Now is a time to renew help for farmers, many of whom were hurt by a bad cold snap and then flooding earlier this year. But the state and majority Democrats in the legislature are taking actions that will hurt farmers. That is wrong.
A state mandate to significantly phase out new gas-powered trucks will hurt an already fragile farming community. This electric truck mandate stems from a 2004 law tying us to California’s very strict emissions standards. Many years later, executive action by the Governor and regulatory decision-making by state government has us now tied even more to what is happening on the West Coast.
I share the serious concerns of the many farmers with whom I have talked, and the concerns raised by the Connecticut Farm Bureau (I am a proud Friend of Agriculture member). Farmers rely upon their equipment. From transporting food and goods to vendors across the state and beyond, or everyday farm operations to produce these goods, trucks do it all.
Beyond heavy duty trucks, pick-up trucks are almost universal to every farm, big or small. When farmers need to replace them, they need reasonable choices regarding what they need and can afford. The proposed state mandate removes this individual decision-making. Why tell a farmer what he or she can and cannot do? What we should be doing is asking them what we can do to help. That is what I do.
My concerns are real. Will electric vehicles be affordable? How will they perform in adverse conditions? How will farms pay for or find charging stations? Where will all the extra electricity come from and the expanded infrastructure to distribute it? Who will pay for it? Might it be taxpayers like you? Can you afford it?

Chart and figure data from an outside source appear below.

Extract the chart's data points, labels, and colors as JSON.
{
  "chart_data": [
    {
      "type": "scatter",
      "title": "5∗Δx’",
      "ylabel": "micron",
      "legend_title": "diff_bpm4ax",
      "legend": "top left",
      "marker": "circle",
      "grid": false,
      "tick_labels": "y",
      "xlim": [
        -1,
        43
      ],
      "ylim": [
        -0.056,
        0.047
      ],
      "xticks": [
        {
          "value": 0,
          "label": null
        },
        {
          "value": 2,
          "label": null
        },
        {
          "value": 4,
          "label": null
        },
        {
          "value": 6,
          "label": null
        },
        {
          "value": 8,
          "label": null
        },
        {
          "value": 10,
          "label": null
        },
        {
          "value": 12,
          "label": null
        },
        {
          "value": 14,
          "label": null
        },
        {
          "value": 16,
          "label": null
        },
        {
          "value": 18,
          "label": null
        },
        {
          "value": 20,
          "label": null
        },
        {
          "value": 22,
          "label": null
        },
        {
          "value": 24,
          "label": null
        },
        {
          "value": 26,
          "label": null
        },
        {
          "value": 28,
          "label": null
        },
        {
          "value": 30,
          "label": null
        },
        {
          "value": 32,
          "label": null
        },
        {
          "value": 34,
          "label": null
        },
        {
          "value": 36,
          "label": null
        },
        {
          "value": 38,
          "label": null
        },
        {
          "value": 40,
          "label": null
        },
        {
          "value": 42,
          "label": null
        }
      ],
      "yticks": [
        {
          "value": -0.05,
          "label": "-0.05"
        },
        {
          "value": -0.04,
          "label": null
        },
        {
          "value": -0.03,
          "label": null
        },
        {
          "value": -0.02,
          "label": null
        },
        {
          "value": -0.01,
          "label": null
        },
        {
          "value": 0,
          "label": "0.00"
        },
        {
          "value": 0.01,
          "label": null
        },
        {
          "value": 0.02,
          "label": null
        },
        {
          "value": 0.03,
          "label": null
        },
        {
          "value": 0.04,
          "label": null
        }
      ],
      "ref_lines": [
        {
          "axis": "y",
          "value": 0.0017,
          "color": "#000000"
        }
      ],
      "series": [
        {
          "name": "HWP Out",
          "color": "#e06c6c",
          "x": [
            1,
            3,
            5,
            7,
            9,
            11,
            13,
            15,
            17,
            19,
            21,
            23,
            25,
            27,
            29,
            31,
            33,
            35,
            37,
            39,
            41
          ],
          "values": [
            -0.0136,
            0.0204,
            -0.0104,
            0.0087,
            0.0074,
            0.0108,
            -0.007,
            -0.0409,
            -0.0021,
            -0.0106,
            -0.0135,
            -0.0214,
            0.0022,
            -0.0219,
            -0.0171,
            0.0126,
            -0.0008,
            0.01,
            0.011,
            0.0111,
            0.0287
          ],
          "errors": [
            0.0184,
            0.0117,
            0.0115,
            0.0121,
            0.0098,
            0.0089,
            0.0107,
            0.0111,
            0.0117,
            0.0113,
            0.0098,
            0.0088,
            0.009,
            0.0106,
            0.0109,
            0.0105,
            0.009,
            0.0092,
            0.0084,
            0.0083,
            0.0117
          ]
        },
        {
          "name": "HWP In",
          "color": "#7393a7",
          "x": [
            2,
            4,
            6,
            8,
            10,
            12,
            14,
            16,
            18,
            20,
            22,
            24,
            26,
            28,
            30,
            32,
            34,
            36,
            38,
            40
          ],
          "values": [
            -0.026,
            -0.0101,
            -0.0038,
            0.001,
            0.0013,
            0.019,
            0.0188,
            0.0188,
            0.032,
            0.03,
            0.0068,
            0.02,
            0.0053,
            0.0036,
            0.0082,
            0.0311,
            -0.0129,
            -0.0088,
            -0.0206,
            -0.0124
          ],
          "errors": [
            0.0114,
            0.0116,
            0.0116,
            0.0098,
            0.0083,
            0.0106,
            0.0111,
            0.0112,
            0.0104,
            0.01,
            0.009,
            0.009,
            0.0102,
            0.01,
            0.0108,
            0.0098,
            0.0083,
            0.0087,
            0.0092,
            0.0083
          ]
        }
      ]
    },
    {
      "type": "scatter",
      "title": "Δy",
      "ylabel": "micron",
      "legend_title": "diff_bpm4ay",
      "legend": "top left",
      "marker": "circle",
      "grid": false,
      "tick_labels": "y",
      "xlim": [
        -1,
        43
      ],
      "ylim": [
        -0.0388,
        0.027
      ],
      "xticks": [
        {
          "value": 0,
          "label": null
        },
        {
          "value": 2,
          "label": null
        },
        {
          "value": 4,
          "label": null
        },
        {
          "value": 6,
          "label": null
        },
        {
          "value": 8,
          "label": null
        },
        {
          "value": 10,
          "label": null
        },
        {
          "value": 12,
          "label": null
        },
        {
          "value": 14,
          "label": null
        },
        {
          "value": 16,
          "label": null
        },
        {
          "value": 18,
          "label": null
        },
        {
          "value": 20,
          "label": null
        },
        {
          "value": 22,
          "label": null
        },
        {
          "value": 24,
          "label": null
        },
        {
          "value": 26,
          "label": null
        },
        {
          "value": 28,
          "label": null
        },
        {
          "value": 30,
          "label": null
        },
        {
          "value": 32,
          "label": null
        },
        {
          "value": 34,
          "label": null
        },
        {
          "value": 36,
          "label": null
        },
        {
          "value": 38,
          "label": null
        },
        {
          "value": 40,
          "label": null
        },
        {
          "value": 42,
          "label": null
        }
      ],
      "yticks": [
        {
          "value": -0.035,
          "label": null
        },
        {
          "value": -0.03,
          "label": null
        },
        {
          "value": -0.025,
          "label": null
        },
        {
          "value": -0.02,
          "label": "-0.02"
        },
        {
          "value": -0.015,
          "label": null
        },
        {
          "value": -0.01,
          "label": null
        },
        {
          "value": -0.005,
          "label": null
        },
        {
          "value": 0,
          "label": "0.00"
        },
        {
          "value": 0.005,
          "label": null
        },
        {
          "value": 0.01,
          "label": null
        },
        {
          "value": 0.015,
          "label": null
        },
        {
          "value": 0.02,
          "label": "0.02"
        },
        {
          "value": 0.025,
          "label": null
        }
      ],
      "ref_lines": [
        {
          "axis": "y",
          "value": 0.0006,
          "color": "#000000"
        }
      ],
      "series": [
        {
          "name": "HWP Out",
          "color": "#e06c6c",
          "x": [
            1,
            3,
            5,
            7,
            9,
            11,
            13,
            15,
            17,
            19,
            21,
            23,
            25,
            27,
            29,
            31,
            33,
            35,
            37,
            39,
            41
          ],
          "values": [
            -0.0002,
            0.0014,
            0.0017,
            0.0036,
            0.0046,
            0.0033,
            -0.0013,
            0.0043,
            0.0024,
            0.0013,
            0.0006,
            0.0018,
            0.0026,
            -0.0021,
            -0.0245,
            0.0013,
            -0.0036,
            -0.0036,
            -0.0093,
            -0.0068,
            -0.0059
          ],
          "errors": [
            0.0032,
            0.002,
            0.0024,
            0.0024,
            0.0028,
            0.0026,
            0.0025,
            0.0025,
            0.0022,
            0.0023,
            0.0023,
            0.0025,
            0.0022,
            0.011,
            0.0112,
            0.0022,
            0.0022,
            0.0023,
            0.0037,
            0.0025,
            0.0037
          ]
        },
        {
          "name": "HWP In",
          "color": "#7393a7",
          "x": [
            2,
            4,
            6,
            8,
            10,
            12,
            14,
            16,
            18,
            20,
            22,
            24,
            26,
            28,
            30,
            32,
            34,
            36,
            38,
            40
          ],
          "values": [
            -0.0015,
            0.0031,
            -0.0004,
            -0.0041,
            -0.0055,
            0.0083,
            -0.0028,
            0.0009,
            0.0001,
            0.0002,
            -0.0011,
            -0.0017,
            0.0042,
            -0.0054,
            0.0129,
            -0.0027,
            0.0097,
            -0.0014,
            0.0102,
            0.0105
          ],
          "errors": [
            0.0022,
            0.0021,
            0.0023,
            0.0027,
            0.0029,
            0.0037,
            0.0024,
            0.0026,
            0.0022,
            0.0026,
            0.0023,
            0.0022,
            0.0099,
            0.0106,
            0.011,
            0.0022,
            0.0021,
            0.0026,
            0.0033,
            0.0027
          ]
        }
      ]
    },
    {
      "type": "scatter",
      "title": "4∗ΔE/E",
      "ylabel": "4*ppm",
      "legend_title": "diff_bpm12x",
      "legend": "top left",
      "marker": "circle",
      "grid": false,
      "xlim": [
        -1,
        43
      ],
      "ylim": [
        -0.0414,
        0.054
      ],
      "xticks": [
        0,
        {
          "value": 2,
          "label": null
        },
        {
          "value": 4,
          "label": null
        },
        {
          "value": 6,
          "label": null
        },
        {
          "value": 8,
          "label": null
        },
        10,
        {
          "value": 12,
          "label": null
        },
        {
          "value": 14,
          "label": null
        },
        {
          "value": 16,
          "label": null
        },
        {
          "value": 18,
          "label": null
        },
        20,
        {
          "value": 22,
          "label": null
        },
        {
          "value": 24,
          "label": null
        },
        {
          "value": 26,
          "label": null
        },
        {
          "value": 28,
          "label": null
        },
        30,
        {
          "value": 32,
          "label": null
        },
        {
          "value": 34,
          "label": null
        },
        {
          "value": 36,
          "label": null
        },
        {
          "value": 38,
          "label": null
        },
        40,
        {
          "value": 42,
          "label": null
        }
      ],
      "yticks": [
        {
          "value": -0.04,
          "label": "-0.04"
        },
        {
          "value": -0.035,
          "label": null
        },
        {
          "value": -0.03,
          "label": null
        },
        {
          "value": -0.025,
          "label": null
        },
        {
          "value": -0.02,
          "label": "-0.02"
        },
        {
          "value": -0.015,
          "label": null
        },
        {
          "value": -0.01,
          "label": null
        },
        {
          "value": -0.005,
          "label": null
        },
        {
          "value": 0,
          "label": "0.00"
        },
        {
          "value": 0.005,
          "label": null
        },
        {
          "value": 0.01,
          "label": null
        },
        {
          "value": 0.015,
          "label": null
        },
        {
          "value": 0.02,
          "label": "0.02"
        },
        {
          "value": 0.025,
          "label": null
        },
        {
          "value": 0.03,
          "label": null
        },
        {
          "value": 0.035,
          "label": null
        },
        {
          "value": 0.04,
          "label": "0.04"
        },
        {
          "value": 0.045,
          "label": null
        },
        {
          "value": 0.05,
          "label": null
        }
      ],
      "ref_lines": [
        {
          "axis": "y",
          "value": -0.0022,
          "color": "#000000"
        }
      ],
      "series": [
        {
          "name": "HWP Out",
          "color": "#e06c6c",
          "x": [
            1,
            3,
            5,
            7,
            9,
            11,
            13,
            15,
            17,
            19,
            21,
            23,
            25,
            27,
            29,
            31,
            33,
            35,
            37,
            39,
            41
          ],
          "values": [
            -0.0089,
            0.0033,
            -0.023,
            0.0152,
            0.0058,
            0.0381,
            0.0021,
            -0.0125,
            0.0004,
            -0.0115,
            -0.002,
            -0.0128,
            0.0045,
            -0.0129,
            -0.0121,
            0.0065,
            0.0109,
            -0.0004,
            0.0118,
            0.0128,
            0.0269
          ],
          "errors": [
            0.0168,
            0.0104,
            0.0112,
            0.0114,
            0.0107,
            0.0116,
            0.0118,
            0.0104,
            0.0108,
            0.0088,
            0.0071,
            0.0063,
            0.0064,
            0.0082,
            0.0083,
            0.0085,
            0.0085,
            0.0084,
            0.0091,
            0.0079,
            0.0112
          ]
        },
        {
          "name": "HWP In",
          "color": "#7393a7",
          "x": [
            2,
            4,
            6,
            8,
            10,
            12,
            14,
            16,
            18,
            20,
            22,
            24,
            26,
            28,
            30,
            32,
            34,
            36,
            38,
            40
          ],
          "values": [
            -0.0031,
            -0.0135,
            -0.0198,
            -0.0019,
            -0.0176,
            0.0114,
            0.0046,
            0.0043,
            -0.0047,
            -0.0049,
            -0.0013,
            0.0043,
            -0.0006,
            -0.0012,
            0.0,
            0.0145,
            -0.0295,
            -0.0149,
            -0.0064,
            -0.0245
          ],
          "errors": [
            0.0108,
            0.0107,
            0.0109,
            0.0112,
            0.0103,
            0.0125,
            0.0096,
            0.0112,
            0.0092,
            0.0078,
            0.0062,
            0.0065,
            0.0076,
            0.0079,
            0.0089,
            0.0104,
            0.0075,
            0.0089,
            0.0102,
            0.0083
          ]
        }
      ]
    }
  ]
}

As we have seen, businesses cannot absorb rising costs and more unfunded mandates. These costs are transferred to you. How will you afford the increased prices that would get passed onto food, goods and services?
Adding to concerns is that even without the EV mandate, real challenges exist as to how Connecticut will fulfill the rising demand for electricity. Connecticut relies on natural gas for 56 percent of its electricity generation. An EV mandate that spikes electricity demand without enough alternative sources in place could mean burning more natural gas, which is bad for air quality and the environment.
Before acting through mandates, it is important to plan appropriately and carefully. This planning should include all stakeholders, including farmers, businesses and you.
You do not need overly simplistic political mandates that are rushed to be enacted. We in Connecticut lack input into what is going on in California. We should be deciding what is best for us, not letting others elsewhere decide for us. Even worse, state government is not taking the needed time to hear from us.
A limited public hearing on this topic occurred on one day in August. I asked for the hearing to be delayed, allowing more time for people to know what is going on and to participate. My request was denied. I then asked for the hearing comment period to be extended. Only one additional week was granted by state government.
The entire legislature, as your elected representation, does not get to review and vote upon the new EV rules. Only the 14 members of the legislature’s Regulation Review Committee get to do that. This is the wrong process to follow on such an impactful set of mandates. Instead, the legislature should hold public hearings, listen to what you have to say, debate the policy proposal and make informed decisions.
My Senate Republican colleagues and I are not a party of ‘no.’ We are the people who know that having an EV mandate with no plan is bad for Connecticut.
I support reasonable, responsible and realistic efforts to deal with environmental concerns. Already, more people and businesses are buying electric vehicles without mandates. I welcome and support innovations in the EV market. Farmers and families need choices, not mandates. I am listening to what you have to say, and I am fighting for your voice to be heard.
Sen. Jeff Gordon represents Connecticut’s 35th Senatorial District that includes the towns of Ashford, Chaplin, Coventry, Eastford, Ellington, Hampton, Stafford, Thompson, Tolland, Union, Vernon, Willington and Woodstock.